Resolution - Approval of Amendment and Restatement of ERISA Wrap Plan for Health and Welfare Benefit Plans - A Stover

 

Other Info

Submitted By: A Stover

Department: General Counsel

Financial Impact and Cost/Benefit Considerations: As discussed in Executive Session.

 

Discussion

In light of certain changes to its offered health insurance benefits, Pedernales Electric Cooperative, Inc. (PEC or the Cooperative) is required to amend and restate the Pedernales Electric Cooperative, Inc.
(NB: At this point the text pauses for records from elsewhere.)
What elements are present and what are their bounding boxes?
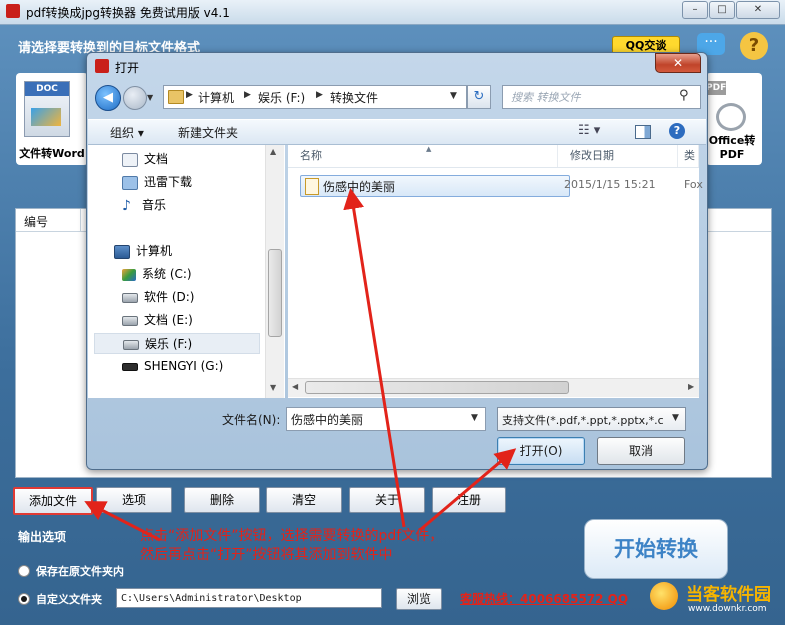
arrow-to-file-row bbox=[343, 187, 406, 528]
arrow-to-open-button bbox=[419, 448, 517, 532]
annotation-line-2: 然后再点击“打开”按钮将其添加到软件中 bbox=[140, 547, 393, 563]
annotation-text: 点击“添加文件”按钮，选择需要转换的pdf文件， 然后再点击“打开”按钮将其添加… bbox=[140, 527, 443, 565]
annotation-line-1: 点击“添加文件”按钮，选择需要转换的pdf文件， bbox=[140, 528, 444, 544]
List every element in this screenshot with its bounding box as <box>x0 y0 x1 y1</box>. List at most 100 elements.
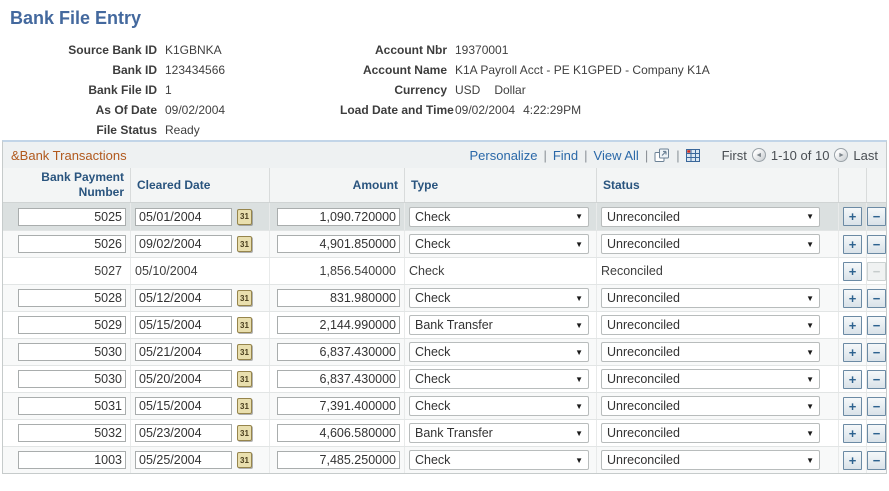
add-row-button[interactable]: + <box>843 315 862 335</box>
status-select[interactable]: Unreconciled ▼ <box>601 450 820 470</box>
calendar-icon[interactable]: 31 <box>237 452 252 468</box>
cleared-date-input[interactable] <box>135 424 232 442</box>
cleared-date-input[interactable] <box>135 235 232 253</box>
delete-row-button[interactable]: − <box>867 396 886 416</box>
cleared-date-input[interactable] <box>135 397 232 415</box>
type-select[interactable]: Bank Transfer ▼ <box>409 315 589 335</box>
personalize-link[interactable]: Personalize <box>470 148 538 163</box>
add-row-button[interactable]: + <box>843 423 862 443</box>
delete-row-button[interactable]: − <box>867 288 886 308</box>
amount-input[interactable] <box>277 235 400 253</box>
separator: | <box>676 147 680 163</box>
bank-payment-number-input[interactable] <box>18 289 126 307</box>
chevron-down-icon: ▼ <box>806 347 814 357</box>
status-selected-value: Unreconciled <box>607 318 680 332</box>
bank-payment-number-cell <box>3 447 130 473</box>
delete-row-button[interactable]: − <box>867 450 886 470</box>
chevron-down-icon: ▼ <box>806 212 814 221</box>
amount-input[interactable] <box>277 397 400 415</box>
amount-input[interactable] <box>277 316 400 334</box>
amount-input[interactable] <box>277 370 400 388</box>
status-select[interactable]: Unreconciled ▼ <box>601 396 820 416</box>
type-select[interactable]: Check ▼ <box>409 450 589 470</box>
status-select[interactable]: Unreconciled ▼ <box>601 234 820 254</box>
delete-row-button: − <box>867 261 886 281</box>
calendar-icon[interactable]: 31 <box>237 208 252 225</box>
cleared-date-input[interactable] <box>135 343 232 361</box>
calendar-icon[interactable]: 31 <box>237 236 252 252</box>
chevron-down-icon: ▼ <box>806 320 814 330</box>
type-select[interactable]: Check ▼ <box>409 369 589 389</box>
status-select[interactable]: Unreconciled ▼ <box>601 288 820 308</box>
bank-payment-number-input[interactable] <box>18 316 126 334</box>
add-row-button[interactable]: + <box>843 342 862 362</box>
load-time: 4:22:29PM <box>523 103 582 117</box>
page-title: Bank File Entry <box>10 8 142 28</box>
type-selected-value: Bank Transfer <box>415 318 493 332</box>
delete-row-button[interactable]: − <box>867 369 886 389</box>
status-select[interactable]: Unreconciled ▼ <box>601 315 820 335</box>
add-row-button[interactable]: + <box>843 369 862 389</box>
grid-rows: 31 Check ▼ Unreconciled ▼ + − 31 <box>3 203 886 473</box>
type-select[interactable]: Check ▼ <box>409 396 589 416</box>
delete-row-button[interactable]: − <box>867 207 886 226</box>
status-select[interactable]: Unreconciled ▼ <box>601 423 820 443</box>
add-row-button[interactable]: + <box>843 207 862 226</box>
next-page-button[interactable]: ► <box>834 148 849 162</box>
status-select[interactable]: Unreconciled ▼ <box>601 206 820 227</box>
cleared-date-input[interactable] <box>135 289 232 307</box>
cleared-date-input[interactable] <box>135 316 232 334</box>
status-select[interactable]: Unreconciled ▼ <box>601 342 820 362</box>
type-select[interactable]: Check ▼ <box>409 342 589 362</box>
bank-transactions-grid: &Bank Transactions Personalize | Find | … <box>2 140 887 474</box>
add-row-button[interactable]: + <box>843 261 862 281</box>
add-row-button[interactable]: + <box>843 396 862 416</box>
delete-row-button[interactable]: − <box>867 342 886 362</box>
delete-row-button[interactable]: − <box>867 423 886 443</box>
delete-row-button[interactable]: − <box>867 234 886 254</box>
zoom-grid-icon[interactable] <box>654 148 670 163</box>
previous-page-button[interactable]: ◄ <box>751 148 766 162</box>
find-link[interactable]: Find <box>553 148 578 163</box>
bank-payment-number-input[interactable] <box>18 235 126 253</box>
amount-input[interactable] <box>277 289 400 307</box>
add-row-cell: + <box>838 203 866 230</box>
bank-payment-number-input[interactable] <box>18 397 126 415</box>
amount-cell <box>269 285 404 311</box>
add-row-button[interactable]: + <box>843 450 862 470</box>
calendar-icon[interactable]: 31 <box>237 398 252 414</box>
bank-payment-number-input[interactable] <box>18 370 126 388</box>
type-select[interactable]: Check ▼ <box>409 234 589 254</box>
view-all-link[interactable]: View All <box>594 148 639 163</box>
bank-payment-number-input[interactable] <box>18 451 126 469</box>
calendar-icon[interactable]: 31 <box>237 290 252 306</box>
cleared-date-input[interactable] <box>135 370 232 388</box>
cleared-date-input[interactable] <box>135 451 232 469</box>
type-select[interactable]: Bank Transfer ▼ <box>409 423 589 443</box>
calendar-icon[interactable]: 31 <box>237 317 252 333</box>
calendar-icon[interactable]: 31 <box>237 425 252 441</box>
bank-payment-number-input[interactable] <box>18 343 126 361</box>
chevron-down-icon: ▼ <box>575 212 583 221</box>
status-selected-value: Unreconciled <box>607 372 680 386</box>
cleared-date-input[interactable] <box>135 207 232 226</box>
amount-input[interactable] <box>277 343 400 361</box>
amount-input[interactable] <box>277 207 400 226</box>
add-row-button[interactable]: + <box>843 234 862 254</box>
download-to-excel-icon[interactable] <box>685 148 700 162</box>
add-row-button[interactable]: + <box>843 288 862 308</box>
delete-row-button[interactable]: − <box>867 315 886 335</box>
amount-input[interactable] <box>277 451 400 469</box>
status-select[interactable]: Unreconciled ▼ <box>601 369 820 389</box>
calendar-icon[interactable]: 31 <box>237 344 252 360</box>
chevron-down-icon: ▼ <box>806 293 814 303</box>
calendar-icon[interactable]: 31 <box>237 371 252 387</box>
amount-input[interactable] <box>277 424 400 442</box>
add-row-cell: + <box>838 366 866 392</box>
bank-payment-number-input[interactable] <box>18 424 126 442</box>
status-cell: Unreconciled ▼ <box>596 339 838 365</box>
add-row-cell: + <box>838 339 866 365</box>
type-select[interactable]: Check ▼ <box>409 288 589 308</box>
type-select[interactable]: Check ▼ <box>409 206 589 227</box>
bank-payment-number-input[interactable] <box>18 207 126 226</box>
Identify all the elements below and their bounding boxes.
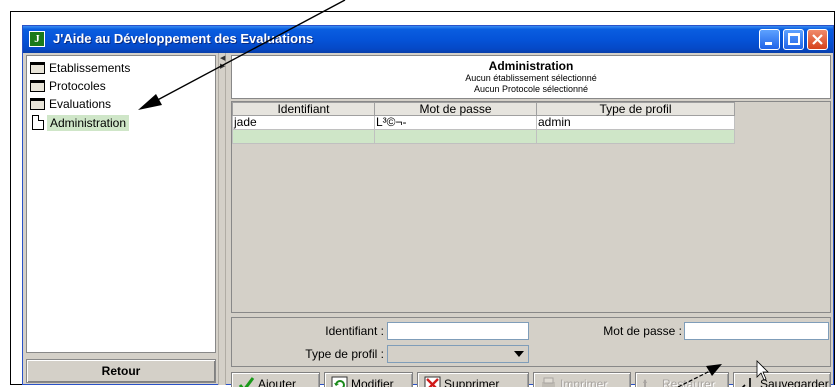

Welfare Benefit Plan (Wrap Plan) document to comply with mandatory and certain optional requirements of law, and to make several optional design changes to the Plan.

 

Body

WHEREAS PEC sponsors and maintains the Wrap Plan, originally adopted by its Board of Directors (Board) and most-recently amended and restated effective January 1, 2023;

 

WHEREAS, effective January 1, 2025, the PEC is required to amend and restate the Wrap Plan, consistent with its terms, to comply with mandatory and certain optional requirements of law;

 

NOW, THEREFORE, BE IT RESOLVED BY THE BOARD OF DIRECTORS OF THE COOPERATIVE that the proposed amendments to the Wrap Plan are approved, effective January 1, 2025, in substantially the form presented to the Board in Executive Session;

 

BE IT FURTHER RESOLVED BY THE BOARD OF DIRECTORS OF THE COOPERATIVE that each of the officers of the Cooperative is hereby individually authorized, empowered and directed to take all actions and steps necessary or advisable to implement the amendment and restatement of the Wrap Plan in accordance with the terms of the Wrap Plan and applicable law;

 

BE IT FURTHER RESOLVED BY THE BOARD OF DIRECTORS OF THE COOPERATIVE that any and all actions taken prior to the date hereof by an officer of the Cooperative or other authorized Cooperative employee in respect of, related to or in connection with the preceding resolutions are hereby ratified, confirmed and approved in all respects;

 

BE IT FURTHER RESOLVED BY THE BOARD OF DIRECTORS OF THE COOPERATIVE that the officers of the Cooperative are authorized and empowered individually to execute and deliver such additional agreements, instruments and documents, and to take or cause to be taken such other actions, as the officer may deem necessary, advisable or appropriate to implement the purposes and intent of the foregoing resolutions; each such agreement, instrument and document to be in such form and to contain such terms and conditions, consistent with the foregoing resolutions, as the officer may approve, the execution and delivery of any such agreement, instrument or document by the officer or the taking of such action to be conclusive evidence of such authorization and approval; and

 

BE IT FURTHER RESOLVED BY THE BOARD OF DIRECTORS OF THE COOPERATIVE that the Board hereby delegates to the General Counsel of the Cooperative full authority to approve and execute any and all future amendments to the Wrap Plan, and to take all actions and execute all documents necessary or appropriate to effectuate such amendments, without further action or approval by the Board.